For more than a century the U.S. has not formally recognized the killing of more than a million Armenians by the Ottoman Empire during WWI as genocide. Over the weekend, that changed.

Erdogan has been adamant in not referring to the World War I-era events as genocide, and in 2019, Erdogan spokesperson Fahrettin Altun said any such recognition would “endanger the future of [U.S.-Turkish] bilateral relations.” In 2014, the Turkish president called the events “inhumane.”

Turkey’s foreign ministry quickly denounced Biden’s statement Saturday, saying it doesn’t have “a scholarly or legal basis.”

“The US President’s statement will not yield any results other than polarizing the nations and hindering peace and stability in our region,” the country’s foreign ministry said in a statement.

Armenian Prime Minister Nikol Pashinyan hailed the move, writing in a letter to Biden that his “principled position … is a powerful step towards the restoration of truth and historical justice, invaluable support to the descendants of the victims of the Armenian genocide.”

Over decades, lawmakers in Congress have been willing to recognize the genocide but sitting presidents historically have not. In a statement to mark the day of remembrance last year, Biden said he was “proud” of his role in the Senate to recognize the Armenian genocide and his endorsement of 2019 resolutions in both chambers of Congress that did the same.

In recent weeks, lawmakers have been increasingly vocal about their desire for Biden to take this step. On Wednesday, more than 100 representatives called on Biden to “clearly and directly recognize the Armenian Genocide.” Last month, 38 senators signed on to a letter that also urged Biden to classify the events as genocide.

Prominent Democrats backed Biden’s decision Saturday, including House Speaker Nancy Pelosi and Rep. Alexandria Ocasio-Cortez (D-N.Y.).

“Our hearts are full of joy that President Biden has taken the historic step of joining Congress with formal recognition on Armenian Genocide Day,” Pelosi said in a statement Saturday. “History teaches us that if we ignore its darkest chapters, we are destined to witness the horrors of the past be repeated.”

Ocasio-Cortez called the move “long overdue” in a tweet Saturday and said that she hopes it will bring peace to people affected by it.

Rep. Adam Schiff (D-Calif.) thanked Biden on Twitter for “speaking truth to power.”

“He has cast aside decades of shameful silence and half-truths, and the broken promises of so many of his predecessors, and spoken truth to power,” Schiff said in a statement.

Past sitting U.S. presidents have danced around the issue, not wanting to disturb relations between the NATO allies.

As a presidential candidate, Barack Obama pledged to recognize the Armenian genocide if elected, although his administration ultimately did not do so — a decision his ambassador to the U.N. ultimately expressed remorse for in 2018.
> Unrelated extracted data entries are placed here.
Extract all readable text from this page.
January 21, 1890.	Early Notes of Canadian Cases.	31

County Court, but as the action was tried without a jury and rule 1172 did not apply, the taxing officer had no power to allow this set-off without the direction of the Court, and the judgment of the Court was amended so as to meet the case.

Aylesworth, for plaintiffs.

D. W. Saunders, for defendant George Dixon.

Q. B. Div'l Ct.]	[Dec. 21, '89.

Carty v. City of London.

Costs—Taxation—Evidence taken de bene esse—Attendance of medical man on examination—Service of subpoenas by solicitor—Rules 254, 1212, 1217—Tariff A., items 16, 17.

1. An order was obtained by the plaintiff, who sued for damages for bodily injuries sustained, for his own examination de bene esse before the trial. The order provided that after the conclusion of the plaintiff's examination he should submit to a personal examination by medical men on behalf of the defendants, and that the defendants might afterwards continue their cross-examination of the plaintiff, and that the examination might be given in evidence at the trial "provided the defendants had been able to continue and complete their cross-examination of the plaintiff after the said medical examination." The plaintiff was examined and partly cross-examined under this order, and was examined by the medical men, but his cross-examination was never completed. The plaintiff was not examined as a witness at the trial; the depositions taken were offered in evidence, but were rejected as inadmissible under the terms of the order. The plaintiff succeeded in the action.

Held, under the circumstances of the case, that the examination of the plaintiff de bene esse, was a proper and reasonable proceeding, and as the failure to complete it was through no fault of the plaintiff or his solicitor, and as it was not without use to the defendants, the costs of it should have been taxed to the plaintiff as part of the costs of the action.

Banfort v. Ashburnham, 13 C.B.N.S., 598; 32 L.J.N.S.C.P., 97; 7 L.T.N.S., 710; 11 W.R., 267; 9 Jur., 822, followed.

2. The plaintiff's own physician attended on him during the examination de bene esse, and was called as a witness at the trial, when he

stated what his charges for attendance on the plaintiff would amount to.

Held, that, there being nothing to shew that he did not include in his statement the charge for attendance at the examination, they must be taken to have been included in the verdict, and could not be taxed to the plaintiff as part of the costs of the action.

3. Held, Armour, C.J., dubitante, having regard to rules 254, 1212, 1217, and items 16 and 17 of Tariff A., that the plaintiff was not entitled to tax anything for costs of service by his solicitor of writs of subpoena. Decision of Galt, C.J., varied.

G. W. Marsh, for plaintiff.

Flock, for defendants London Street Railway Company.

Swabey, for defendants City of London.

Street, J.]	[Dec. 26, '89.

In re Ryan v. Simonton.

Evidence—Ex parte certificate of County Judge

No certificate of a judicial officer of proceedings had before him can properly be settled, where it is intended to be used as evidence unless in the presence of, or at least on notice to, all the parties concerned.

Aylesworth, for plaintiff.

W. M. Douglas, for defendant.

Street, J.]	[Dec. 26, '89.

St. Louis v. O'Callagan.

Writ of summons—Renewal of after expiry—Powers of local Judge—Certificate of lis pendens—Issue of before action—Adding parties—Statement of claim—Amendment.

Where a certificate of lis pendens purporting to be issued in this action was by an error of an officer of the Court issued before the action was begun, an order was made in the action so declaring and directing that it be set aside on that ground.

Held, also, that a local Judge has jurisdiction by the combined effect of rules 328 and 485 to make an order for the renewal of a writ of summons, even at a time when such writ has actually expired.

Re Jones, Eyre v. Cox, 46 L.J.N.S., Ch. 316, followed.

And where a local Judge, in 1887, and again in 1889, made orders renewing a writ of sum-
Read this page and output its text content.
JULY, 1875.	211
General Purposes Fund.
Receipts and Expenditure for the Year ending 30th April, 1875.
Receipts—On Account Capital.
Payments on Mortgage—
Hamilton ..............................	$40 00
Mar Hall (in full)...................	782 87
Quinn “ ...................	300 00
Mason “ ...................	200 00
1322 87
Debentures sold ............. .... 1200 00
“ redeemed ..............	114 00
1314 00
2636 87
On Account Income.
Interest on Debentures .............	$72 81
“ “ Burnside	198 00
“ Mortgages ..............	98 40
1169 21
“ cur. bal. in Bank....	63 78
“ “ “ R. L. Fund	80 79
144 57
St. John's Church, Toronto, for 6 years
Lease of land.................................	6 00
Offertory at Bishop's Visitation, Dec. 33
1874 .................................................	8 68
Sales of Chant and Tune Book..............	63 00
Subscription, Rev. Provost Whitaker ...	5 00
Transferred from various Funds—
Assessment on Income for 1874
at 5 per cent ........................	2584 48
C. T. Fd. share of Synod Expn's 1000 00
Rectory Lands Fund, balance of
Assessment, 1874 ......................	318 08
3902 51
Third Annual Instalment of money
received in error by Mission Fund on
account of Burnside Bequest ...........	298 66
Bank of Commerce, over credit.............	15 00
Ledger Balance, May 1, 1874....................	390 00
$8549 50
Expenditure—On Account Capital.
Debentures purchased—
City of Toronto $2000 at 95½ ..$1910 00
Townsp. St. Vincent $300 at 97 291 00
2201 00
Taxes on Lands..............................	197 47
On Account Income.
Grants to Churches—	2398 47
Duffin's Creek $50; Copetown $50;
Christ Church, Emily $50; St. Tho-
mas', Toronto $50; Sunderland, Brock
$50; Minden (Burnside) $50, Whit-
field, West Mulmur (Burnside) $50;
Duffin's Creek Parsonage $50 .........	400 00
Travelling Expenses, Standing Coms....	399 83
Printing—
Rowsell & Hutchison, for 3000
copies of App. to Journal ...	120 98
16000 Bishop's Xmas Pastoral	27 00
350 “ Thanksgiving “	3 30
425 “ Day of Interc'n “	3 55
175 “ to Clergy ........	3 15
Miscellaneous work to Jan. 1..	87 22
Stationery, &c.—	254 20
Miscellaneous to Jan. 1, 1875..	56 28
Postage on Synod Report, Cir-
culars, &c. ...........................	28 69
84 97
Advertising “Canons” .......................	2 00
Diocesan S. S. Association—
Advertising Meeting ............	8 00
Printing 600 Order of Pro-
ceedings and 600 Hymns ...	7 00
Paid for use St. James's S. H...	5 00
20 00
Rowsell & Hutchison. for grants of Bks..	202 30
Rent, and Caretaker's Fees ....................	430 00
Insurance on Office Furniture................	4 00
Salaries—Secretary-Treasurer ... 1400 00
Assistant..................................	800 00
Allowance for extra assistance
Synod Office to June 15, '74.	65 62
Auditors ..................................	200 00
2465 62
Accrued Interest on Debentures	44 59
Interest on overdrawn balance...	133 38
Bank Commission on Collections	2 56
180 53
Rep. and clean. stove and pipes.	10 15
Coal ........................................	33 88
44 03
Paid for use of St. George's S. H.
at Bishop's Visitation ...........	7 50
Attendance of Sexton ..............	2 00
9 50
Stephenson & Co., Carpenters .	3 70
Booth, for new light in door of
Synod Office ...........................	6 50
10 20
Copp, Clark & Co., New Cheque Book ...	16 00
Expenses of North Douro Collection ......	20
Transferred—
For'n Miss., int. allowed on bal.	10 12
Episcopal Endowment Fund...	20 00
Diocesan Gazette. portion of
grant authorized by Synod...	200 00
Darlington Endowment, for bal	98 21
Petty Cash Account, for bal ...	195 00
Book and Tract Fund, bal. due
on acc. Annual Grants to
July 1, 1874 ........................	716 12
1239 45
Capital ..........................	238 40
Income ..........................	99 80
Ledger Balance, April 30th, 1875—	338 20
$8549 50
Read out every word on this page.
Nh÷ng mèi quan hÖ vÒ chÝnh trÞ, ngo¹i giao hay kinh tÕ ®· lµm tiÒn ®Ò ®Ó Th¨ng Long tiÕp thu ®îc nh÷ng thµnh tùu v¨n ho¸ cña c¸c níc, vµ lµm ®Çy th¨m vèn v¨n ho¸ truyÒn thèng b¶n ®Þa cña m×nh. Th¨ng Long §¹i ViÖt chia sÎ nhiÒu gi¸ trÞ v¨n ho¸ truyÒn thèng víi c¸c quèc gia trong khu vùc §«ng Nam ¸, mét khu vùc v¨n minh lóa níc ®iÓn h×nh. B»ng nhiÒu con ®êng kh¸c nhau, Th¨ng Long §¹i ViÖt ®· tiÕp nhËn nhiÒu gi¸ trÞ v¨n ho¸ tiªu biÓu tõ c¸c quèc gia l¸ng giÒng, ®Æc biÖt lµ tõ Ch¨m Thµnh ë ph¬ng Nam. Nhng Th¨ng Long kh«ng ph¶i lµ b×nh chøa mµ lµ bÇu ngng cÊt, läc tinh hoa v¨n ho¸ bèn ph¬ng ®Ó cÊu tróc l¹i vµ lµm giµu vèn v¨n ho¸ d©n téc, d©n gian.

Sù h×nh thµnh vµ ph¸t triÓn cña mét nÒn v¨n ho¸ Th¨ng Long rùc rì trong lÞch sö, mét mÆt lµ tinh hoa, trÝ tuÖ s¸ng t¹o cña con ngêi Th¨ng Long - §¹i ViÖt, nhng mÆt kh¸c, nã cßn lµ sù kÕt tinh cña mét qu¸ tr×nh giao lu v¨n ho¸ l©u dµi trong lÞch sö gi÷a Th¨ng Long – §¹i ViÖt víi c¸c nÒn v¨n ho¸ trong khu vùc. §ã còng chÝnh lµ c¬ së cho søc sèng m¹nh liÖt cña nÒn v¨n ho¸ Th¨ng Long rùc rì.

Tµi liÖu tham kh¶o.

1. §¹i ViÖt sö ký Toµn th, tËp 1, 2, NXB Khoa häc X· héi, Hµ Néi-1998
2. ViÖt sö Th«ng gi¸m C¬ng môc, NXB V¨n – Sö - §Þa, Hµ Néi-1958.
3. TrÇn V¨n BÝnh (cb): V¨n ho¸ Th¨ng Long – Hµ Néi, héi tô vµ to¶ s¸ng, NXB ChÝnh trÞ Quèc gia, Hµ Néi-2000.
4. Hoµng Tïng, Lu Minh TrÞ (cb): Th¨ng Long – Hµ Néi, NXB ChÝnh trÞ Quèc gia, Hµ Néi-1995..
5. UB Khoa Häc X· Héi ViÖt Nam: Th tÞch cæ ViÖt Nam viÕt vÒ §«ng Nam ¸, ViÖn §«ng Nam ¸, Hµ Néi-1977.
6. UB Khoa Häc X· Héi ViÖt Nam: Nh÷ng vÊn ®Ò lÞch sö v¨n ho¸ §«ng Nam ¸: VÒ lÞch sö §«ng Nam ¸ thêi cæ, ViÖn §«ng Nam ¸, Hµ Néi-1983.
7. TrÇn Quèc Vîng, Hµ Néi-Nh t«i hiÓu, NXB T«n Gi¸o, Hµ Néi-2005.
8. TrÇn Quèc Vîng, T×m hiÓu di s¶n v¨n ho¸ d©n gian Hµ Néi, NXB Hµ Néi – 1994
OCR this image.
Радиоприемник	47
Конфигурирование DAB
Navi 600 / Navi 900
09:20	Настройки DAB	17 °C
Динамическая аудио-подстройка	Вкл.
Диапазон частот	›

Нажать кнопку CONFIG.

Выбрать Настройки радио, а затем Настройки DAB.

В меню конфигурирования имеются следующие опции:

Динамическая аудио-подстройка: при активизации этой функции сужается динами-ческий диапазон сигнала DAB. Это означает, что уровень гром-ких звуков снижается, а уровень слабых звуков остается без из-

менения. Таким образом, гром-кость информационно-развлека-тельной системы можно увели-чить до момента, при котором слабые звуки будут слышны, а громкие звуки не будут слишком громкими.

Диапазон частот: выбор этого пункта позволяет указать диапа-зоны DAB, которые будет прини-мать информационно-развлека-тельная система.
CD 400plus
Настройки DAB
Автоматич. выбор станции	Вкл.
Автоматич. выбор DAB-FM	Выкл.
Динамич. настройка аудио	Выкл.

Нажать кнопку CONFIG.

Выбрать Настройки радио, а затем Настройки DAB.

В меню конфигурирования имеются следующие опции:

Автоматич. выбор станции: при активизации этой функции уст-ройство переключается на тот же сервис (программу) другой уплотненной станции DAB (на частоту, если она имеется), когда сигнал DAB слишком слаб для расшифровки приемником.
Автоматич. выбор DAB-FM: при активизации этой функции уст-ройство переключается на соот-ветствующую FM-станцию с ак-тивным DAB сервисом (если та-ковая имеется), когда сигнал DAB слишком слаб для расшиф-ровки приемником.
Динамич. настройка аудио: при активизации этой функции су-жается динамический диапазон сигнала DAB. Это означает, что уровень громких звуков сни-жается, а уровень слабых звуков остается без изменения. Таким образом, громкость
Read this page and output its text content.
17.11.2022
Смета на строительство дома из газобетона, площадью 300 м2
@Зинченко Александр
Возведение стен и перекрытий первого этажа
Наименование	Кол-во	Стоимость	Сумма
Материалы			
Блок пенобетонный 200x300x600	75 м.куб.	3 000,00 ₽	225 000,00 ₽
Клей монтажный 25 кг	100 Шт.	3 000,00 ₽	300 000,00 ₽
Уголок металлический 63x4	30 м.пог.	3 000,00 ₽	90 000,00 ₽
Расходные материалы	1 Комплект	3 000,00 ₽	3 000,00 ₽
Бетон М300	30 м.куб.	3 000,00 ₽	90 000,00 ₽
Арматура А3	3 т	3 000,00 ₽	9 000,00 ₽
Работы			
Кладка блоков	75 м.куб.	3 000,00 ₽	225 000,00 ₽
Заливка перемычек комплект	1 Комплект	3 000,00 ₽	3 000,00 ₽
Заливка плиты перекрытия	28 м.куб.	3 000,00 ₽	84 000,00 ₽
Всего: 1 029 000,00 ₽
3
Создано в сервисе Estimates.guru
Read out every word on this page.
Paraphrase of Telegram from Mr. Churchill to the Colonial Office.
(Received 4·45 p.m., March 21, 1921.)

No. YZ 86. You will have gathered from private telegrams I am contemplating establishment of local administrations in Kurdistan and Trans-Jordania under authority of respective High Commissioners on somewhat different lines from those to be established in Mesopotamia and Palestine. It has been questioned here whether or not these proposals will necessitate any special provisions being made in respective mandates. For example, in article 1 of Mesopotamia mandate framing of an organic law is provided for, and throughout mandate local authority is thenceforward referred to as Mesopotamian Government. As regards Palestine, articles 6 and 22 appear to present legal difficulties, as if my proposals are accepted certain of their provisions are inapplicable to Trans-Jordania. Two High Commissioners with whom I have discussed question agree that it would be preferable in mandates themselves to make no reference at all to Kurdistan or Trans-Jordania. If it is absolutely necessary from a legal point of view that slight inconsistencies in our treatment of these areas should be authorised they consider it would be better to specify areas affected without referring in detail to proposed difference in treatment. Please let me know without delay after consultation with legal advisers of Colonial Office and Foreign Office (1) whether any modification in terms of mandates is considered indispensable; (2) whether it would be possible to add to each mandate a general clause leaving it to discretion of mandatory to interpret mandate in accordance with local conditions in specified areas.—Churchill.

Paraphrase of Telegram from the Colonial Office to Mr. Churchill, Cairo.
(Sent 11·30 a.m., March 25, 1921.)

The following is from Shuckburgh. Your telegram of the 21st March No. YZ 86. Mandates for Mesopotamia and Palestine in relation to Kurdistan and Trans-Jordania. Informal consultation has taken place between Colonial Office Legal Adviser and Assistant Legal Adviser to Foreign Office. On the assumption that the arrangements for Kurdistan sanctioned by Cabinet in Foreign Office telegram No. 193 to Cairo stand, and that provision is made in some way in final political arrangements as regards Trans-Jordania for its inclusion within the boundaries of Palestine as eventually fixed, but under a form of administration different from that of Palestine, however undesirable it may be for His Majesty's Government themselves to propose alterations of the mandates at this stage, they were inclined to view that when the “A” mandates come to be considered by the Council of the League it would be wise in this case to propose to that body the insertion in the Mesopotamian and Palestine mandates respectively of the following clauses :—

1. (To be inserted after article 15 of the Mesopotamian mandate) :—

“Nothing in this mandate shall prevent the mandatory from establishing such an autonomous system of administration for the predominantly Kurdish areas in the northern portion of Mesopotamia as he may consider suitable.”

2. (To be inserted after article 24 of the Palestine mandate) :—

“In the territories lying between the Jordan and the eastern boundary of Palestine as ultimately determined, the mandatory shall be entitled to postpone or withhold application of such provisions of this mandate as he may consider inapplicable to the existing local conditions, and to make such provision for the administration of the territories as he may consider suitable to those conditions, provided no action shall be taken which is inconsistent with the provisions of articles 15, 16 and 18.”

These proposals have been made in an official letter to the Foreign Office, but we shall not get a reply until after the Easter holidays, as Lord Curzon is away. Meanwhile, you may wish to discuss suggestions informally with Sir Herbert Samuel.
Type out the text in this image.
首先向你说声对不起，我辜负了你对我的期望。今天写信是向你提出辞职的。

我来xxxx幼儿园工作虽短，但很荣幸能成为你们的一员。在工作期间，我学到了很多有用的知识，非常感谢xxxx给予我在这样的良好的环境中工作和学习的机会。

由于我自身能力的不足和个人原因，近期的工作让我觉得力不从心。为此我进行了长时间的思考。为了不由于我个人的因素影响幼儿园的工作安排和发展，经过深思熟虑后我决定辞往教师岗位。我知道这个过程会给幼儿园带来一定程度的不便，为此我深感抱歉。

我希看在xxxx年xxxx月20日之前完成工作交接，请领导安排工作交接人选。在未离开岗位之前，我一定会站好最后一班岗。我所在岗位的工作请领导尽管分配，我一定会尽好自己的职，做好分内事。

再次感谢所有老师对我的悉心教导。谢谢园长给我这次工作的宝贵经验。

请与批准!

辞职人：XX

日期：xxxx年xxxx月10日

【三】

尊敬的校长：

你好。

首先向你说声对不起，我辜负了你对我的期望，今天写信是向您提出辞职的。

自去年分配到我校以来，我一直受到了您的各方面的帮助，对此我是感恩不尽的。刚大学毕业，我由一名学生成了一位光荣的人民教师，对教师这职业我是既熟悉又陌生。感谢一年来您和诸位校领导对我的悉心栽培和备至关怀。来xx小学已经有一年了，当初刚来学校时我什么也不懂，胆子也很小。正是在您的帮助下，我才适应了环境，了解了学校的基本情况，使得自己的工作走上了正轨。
President Donald Trump declined to classify the Armenian genocide as such, despite both chambers of Congress overwhelmingly passing resolutions to do so in 2019. Instead, Trump called it “one of the worst mass atrocities of the 20th century.”

In 1981, President Ronald Reagan referenced “the genocide of the Armenians” in a statement that remembered victims of the Holocaust.

Ben Leonard contributed to this report.